Division cellulaire anarchique.

 

      

     Enfin, une cellule cancéreuse acquiert la capacité de s’échapper de son tissu d’origine pour métastaser, ce qu’une cellule « normale » ne peut pas faire.

 

Conclusion :

     La transformation tumorale ou transformation néoplasique se fait en 3 étapes :

     -        L’initiation qui a pour origine la mutation d’un proto-oncogène ou d’un gène suppresseur de tumeur (également appelé anti-oncogène)

     -        La promotion due à une augmentation des capacités de la cellule à proliférer (elle perd notamment son inhibition de contact, c'est-à-dire la capacité qu’elle a normalement de s’arrêter de se diviser au contact des cellules voisines ; par ailleurs elle peut se diviser en absence de signaux déclencheurs comme les facteurs de croissance)

     -        La progression tumorale qui résulte du fait que les cellules cancéreuses échappent à la fois au système immunitaire et aux mécanismes de mort cellulaire programmé.

 

     Donc il s’écoule en général plusieurs années entre l’apparition de la première cellule cancéreuse et la formation d’une tumeur décelable par palpation ou radiographie.

 

 

3) Evolution d’un cancer : Tumeur, Angiogenèse, et Métastases.

 

   En se multipliant, les cellules cancéreuses vont alors former un amas de cellules transformées qu’on nomme tumeur.

     Cette tumeur primaire a une origine clonale car les cellules qui la composent sont toutes issues de la cellule mutée initiale.

     La tumeur est dans un premier temps isolée de tout vaisseau sanguin ou lymphatique.

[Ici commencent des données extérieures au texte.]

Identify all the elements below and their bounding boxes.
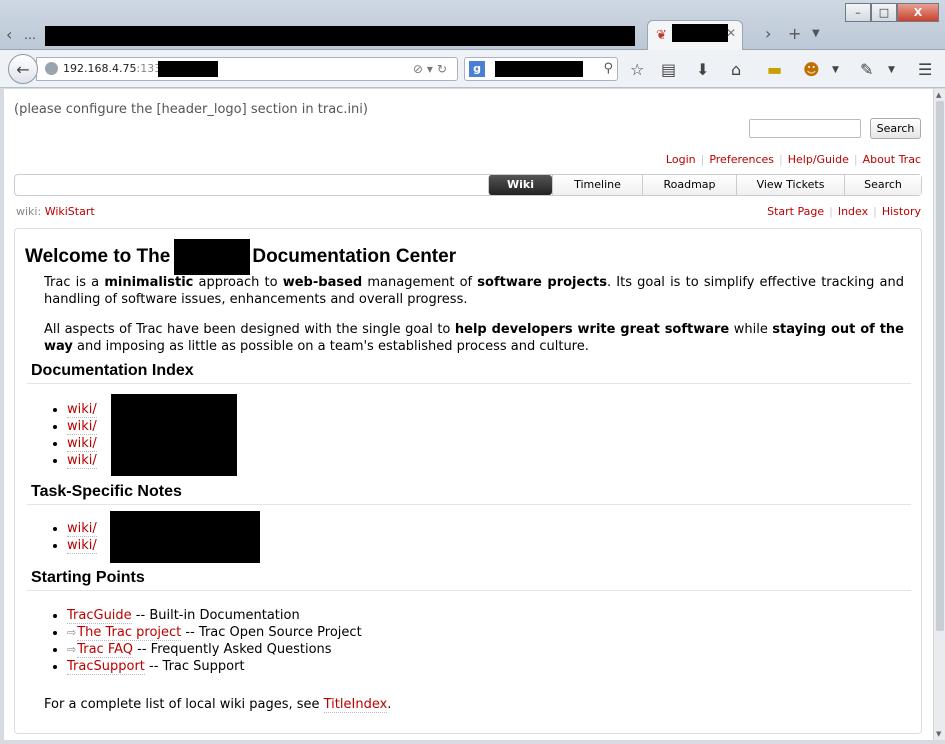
- header-logo-message: (please configure the [header_logo] sect…: [14, 102, 368, 117]
- minimize-button[interactable]: –: [845, 3, 871, 22]
- external-link-icon: ⇨: [67, 626, 77, 639]
- login-link[interactable]: Login: [666, 153, 696, 166]
- close-window-button[interactable]: X: [897, 3, 939, 22]
- addon-dropdown-icon[interactable]: ▼: [832, 65, 839, 75]
- vertical-scrollbar[interactable]: ▲ ▼: [933, 89, 945, 740]
- scroll-up-icon[interactable]: ▲: [936, 91, 941, 99]
- external-link-icon: ⇨: [67, 643, 77, 656]
- tab-list-icon[interactable]: ▼: [812, 28, 820, 39]
- tracsupport-link[interactable]: TracSupport: [67, 659, 145, 675]
- home-icon[interactable]: ⌂: [731, 60, 741, 79]
- bookmark-star-icon[interactable]: ☆: [630, 60, 644, 79]
- search-input[interactable]: [749, 119, 861, 138]
- tab-timeline[interactable]: Timeline: [552, 175, 642, 195]
- task-notes-list: wiki/ wiki/: [67, 520, 97, 554]
- addon-tool-icon[interactable]: ✎: [860, 60, 873, 79]
- extension-icon[interactable]: ▬: [767, 60, 782, 79]
- help-guide-link[interactable]: Help/Guide: [788, 153, 849, 166]
- addon-face-icon[interactable]: ☻: [803, 60, 820, 79]
- url-text: 192.168.4.75:1337/: [63, 62, 172, 75]
- title-index-note: For a complete list of local wiki pages,…: [44, 697, 392, 713]
- redacted-project-name: [174, 239, 251, 275]
- trac-faq-link[interactable]: Trac FAQ: [77, 642, 134, 658]
- tab-search[interactable]: Search: [844, 175, 921, 195]
- wiki-content: Welcome to The Documentation Center Trac …: [14, 228, 922, 734]
- wiki-link[interactable]: wiki/: [67, 453, 97, 469]
- page-title: Welcome to The Documentation Center: [25, 239, 456, 275]
- trac-favicon-icon: ❦: [656, 28, 667, 43]
- tab-roadmap[interactable]: Roadmap: [642, 175, 736, 195]
- tracguide-link[interactable]: TracGuide: [67, 608, 132, 624]
- intro-paragraph-2: All aspects of Trac have been designed w…: [44, 322, 904, 354]
- downloads-icon[interactable]: ⬇: [696, 60, 709, 79]
- redacted-tab-title: [672, 24, 728, 42]
- start-page-link[interactable]: Start Page: [767, 205, 824, 218]
- list-item: wiki/: [67, 537, 97, 554]
- new-tab-icon[interactable]: +: [788, 24, 801, 43]
- wiki-link[interactable]: wiki/: [67, 521, 97, 537]
- browser-titlebar: – □ X ‹ … ❦ ✕ › + ▼: [0, 0, 945, 50]
- redacted-tab-title: [45, 26, 635, 46]
- reading-list-icon[interactable]: ▤: [661, 60, 676, 79]
- intro-paragraph-1: Trac is a minimalistic approach to web-b…: [44, 275, 904, 307]
- tab-scroll-right-icon[interactable]: ›: [765, 24, 771, 43]
- section-documentation-index: Documentation Index: [27, 362, 911, 384]
- starting-points-list: TracGuide -- Built-in Documentation ⇨The…: [67, 607, 362, 675]
- browser-tab-active[interactable]: ❦ ✕: [647, 20, 743, 50]
- url-actions-icon[interactable]: ⊘▾↻: [413, 62, 451, 76]
- list-item: wiki/: [67, 452, 97, 469]
- site-identity-icon[interactable]: [45, 62, 58, 75]
- redacted-task-links: [110, 511, 260, 563]
- documentation-index-list: wiki/ wiki/ wiki/ wiki/: [67, 401, 97, 469]
- trac-project-link[interactable]: The Trac project: [77, 625, 182, 641]
- list-item: wiki/: [67, 401, 97, 418]
- list-item: ⇨Trac FAQ -- Frequently Asked Questions: [67, 641, 362, 658]
- index-link[interactable]: Index: [838, 205, 868, 218]
- search-engine-icon[interactable]: g: [469, 61, 485, 77]
- scrollbar-thumb[interactable]: [936, 101, 944, 631]
- about-trac-link[interactable]: About Trac: [863, 153, 921, 166]
- main-navigation: Wiki Timeline Roadmap View Tickets Searc…: [14, 174, 922, 196]
- section-task-specific-notes: Task-Specific Notes: [27, 483, 911, 505]
- browser-search-bar[interactable]: g ⚲: [464, 57, 618, 81]
- breadcrumb-wikistart-link[interactable]: WikiStart: [45, 205, 95, 218]
- url-bar[interactable]: 192.168.4.75:1337/ ⊘▾↻: [36, 57, 458, 81]
- tab-scroll-left-icon[interactable]: ‹: [6, 25, 12, 44]
- wiki-link[interactable]: wiki/: [67, 538, 97, 554]
- title-index-link[interactable]: TitleIndex: [323, 697, 388, 713]
- tab-view-tickets[interactable]: View Tickets: [736, 175, 844, 195]
- breadcrumb: wiki: WikiStart: [16, 205, 95, 218]
- list-item: wiki/: [67, 418, 97, 435]
- page-viewport: (please configure the [header_logo] sect…: [4, 89, 933, 740]
- maximize-button[interactable]: □: [871, 3, 897, 22]
- window-controls: – □ X: [845, 3, 939, 22]
- preferences-link[interactable]: Preferences: [709, 153, 774, 166]
- browser-navbar: 192.168.4.75:1337/ ⊘▾↻ ← g ⚲ ☆ ▤ ⬇ ⌂ ▬ ☻…: [0, 50, 945, 88]
- list-item: TracGuide -- Built-in Documentation: [67, 607, 362, 624]
- search-button[interactable]: Search: [870, 118, 921, 139]
- tab-wiki[interactable]: Wiki: [488, 175, 552, 195]
- browser-tab-inactive[interactable]: …: [20, 22, 642, 50]
- list-item: ⇨The Trac project -- Trac Open Source Pr…: [67, 624, 362, 641]
- list-item: TracSupport -- Trac Support: [67, 658, 362, 675]
- redacted-search-text: [495, 61, 583, 77]
- back-button[interactable]: ←: [8, 54, 38, 84]
- redacted-url-path: [158, 61, 218, 77]
- history-link[interactable]: History: [882, 205, 921, 218]
- context-navigation: Start Page | Index | History: [767, 205, 921, 218]
- menu-icon[interactable]: ☰: [918, 60, 932, 79]
- wiki-link[interactable]: wiki/: [67, 402, 97, 418]
- redacted-doc-links: [111, 394, 237, 476]
- wiki-link[interactable]: wiki/: [67, 419, 97, 435]
- close-tab-icon[interactable]: ✕: [726, 26, 736, 40]
- list-item: wiki/: [67, 435, 97, 452]
- section-starting-points: Starting Points: [27, 569, 911, 591]
- list-item: wiki/: [67, 520, 97, 537]
- wiki-link[interactable]: wiki/: [67, 436, 97, 452]
- meta-navigation: Login | Preferences | Help/Guide | About Trac: [665, 153, 921, 166]
- addon-dropdown-icon[interactable]: ▼: [888, 65, 895, 75]
- search-icon[interactable]: ⚲: [603, 61, 613, 76]
- scroll-down-icon[interactable]: ▼: [936, 730, 941, 738]
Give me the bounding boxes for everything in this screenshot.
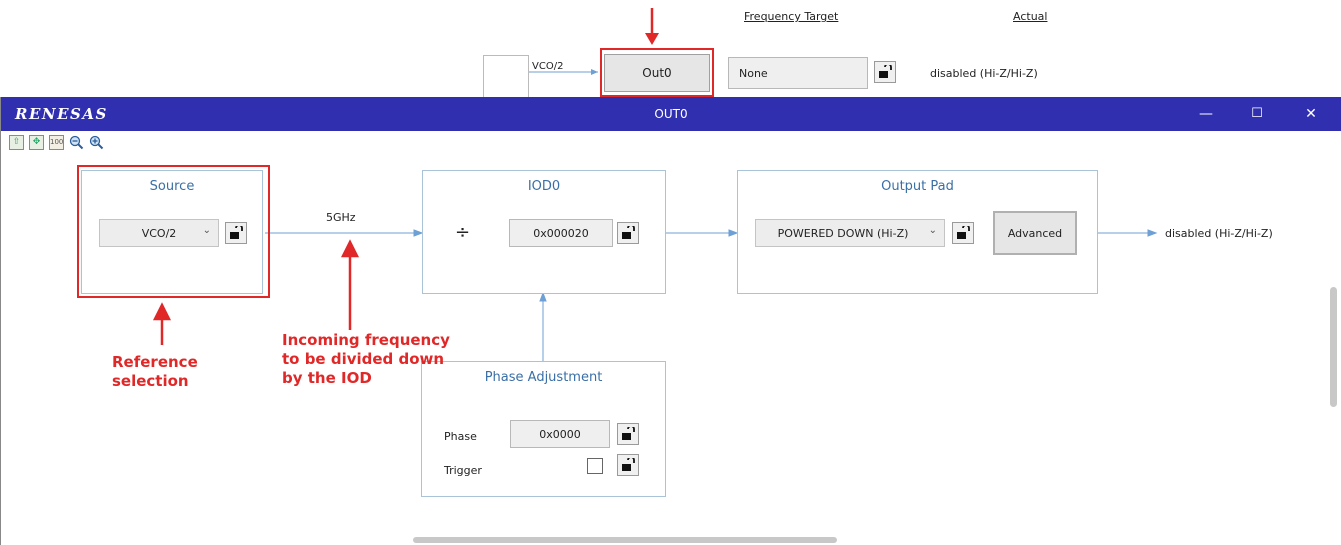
iod0-value-field[interactable]: 0x000020 [509, 219, 613, 247]
output-pad-title: Output Pad [881, 179, 954, 194]
output-pad-select[interactable]: POWERED DOWN (Hi-Z) ⌄ [755, 219, 945, 247]
unlock-icon [622, 427, 635, 440]
chevron-down-icon: ⌄ [928, 225, 937, 236]
column-header-actual: Actual [1013, 10, 1048, 23]
source-highlight [77, 165, 270, 298]
vertical-scrollbar[interactable] [1330, 287, 1337, 407]
output-pad-panel: Output Pad POWERED DOWN (Hi-Z) ⌄ Advance… [737, 170, 1098, 294]
reference-annotation-line1: Reference [112, 353, 198, 371]
trigger-checkbox[interactable] [587, 458, 603, 474]
incoming-frequency-annotation: Incoming frequency to be divided down by… [282, 331, 450, 388]
background-source-block [483, 55, 529, 100]
frequency-target-field[interactable]: None [728, 57, 868, 89]
frequency-target-lock-button[interactable] [874, 61, 896, 83]
background-source-label: VCO/2 [532, 61, 564, 72]
out0-highlight [600, 48, 714, 97]
divide-symbol: ÷ [455, 222, 471, 243]
background-actual-value: disabled (Hi-Z/Hi-Z) [930, 67, 1038, 80]
trigger-label: Trigger [444, 464, 482, 477]
out0-dialog: RENESAS OUT0 — ☐ ✕ ⇧ ✥ 100 Source VCO/2 … [0, 97, 1341, 545]
phase-adjustment-title: Phase Adjustment [484, 370, 603, 385]
column-header-frequency-target: Frequency Target [744, 10, 839, 23]
output-pad-lock-button[interactable] [952, 222, 974, 244]
advanced-button[interactable]: Advanced [993, 211, 1077, 255]
incoming-annotation-line2: to be divided down [282, 350, 445, 368]
horizontal-scrollbar[interactable] [413, 537, 837, 543]
unlock-icon [622, 226, 635, 239]
output-result: disabled (Hi-Z/Hi-Z) [1165, 227, 1273, 240]
reference-annotation: Reference selection [112, 353, 198, 391]
output-pad-select-value: POWERED DOWN (Hi-Z) [777, 226, 909, 240]
unlock-icon [957, 226, 970, 239]
trigger-lock-button[interactable] [617, 454, 639, 476]
phase-value-field[interactable]: 0x0000 [510, 420, 610, 448]
reference-annotation-line2: selection [112, 372, 189, 390]
phase-adjustment-panel: Phase Adjustment Phase 0x0000 Trigger [421, 361, 666, 497]
iod0-title: IOD0 [527, 179, 561, 194]
unlock-icon [879, 65, 892, 78]
iod0-lock-button[interactable] [617, 222, 639, 244]
iod0-panel: IOD0 ÷ 0x000020 [422, 170, 666, 294]
incoming-annotation-line3: by the IOD [282, 369, 372, 387]
phase-label: Phase [444, 430, 477, 443]
source-frequency: 5GHz [326, 211, 356, 224]
phase-lock-button[interactable] [617, 423, 639, 445]
unlock-icon [622, 458, 635, 471]
incoming-annotation-line1: Incoming frequency [282, 331, 450, 349]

Elle est pour le moment de petite taille, donc difficile à détecter. Lorsque la tumeur grossit pour atteindre la taille d’1 cm² environ (ce qui correspond déjà à des milliards de cellules), la tumeur trouvera le moyen de se répandre dans l’organisme. Grâce à des facteurs chimiques, la tumeur peut attirer vers elle un vaisseau sanguin (ou lymphatique). Lorsque la tumeur est assez proche de celui-ci, elle libère des enzymes appelés protéases qui vont dégrader la membrane basale vasculaire (MBV) et libérer ensuite des hormones de croissance qui vont provoquer la formation d’une nouvelle ramification de ce vaisseau, ou néovaisseau, qui alimente la tumeur et lui permet encore de se développer. La formation d’un néovaisseau est appelée angiogenèse.    

   Animation angiogenèse (cliquez sur le lien pour visionner l’animation).

 

   La tumeur peut libérer des cellules cancéreuses, qui emprunteront le vaisseau sanguin (ou lymphatique). Une fois « installée » dans un nouvel organe, la cellule cancéreuse va de nouveau se multiplier et former une tumeur secondaire nommée métastase. La multiplication du nombre des métastases conduit à ce que l'on appelle souvent un cancer "généralisé".

     Les cancers du sein se métastasent presque toujours dans les mêmes organes. La molécule chémokine CXCL12, (produite par certains organes comme le foie, la moelle osseuse ou les poumons), ramène vers les organes dont elle est issue, des leucocytes ou des cellules indifférenciées. Cette molécule, pouvant s’associer à une protéine présente sur la cellule cancéreuse, ramènent alors le cancer vers son organe d’origine, ce qui provoque des métastases.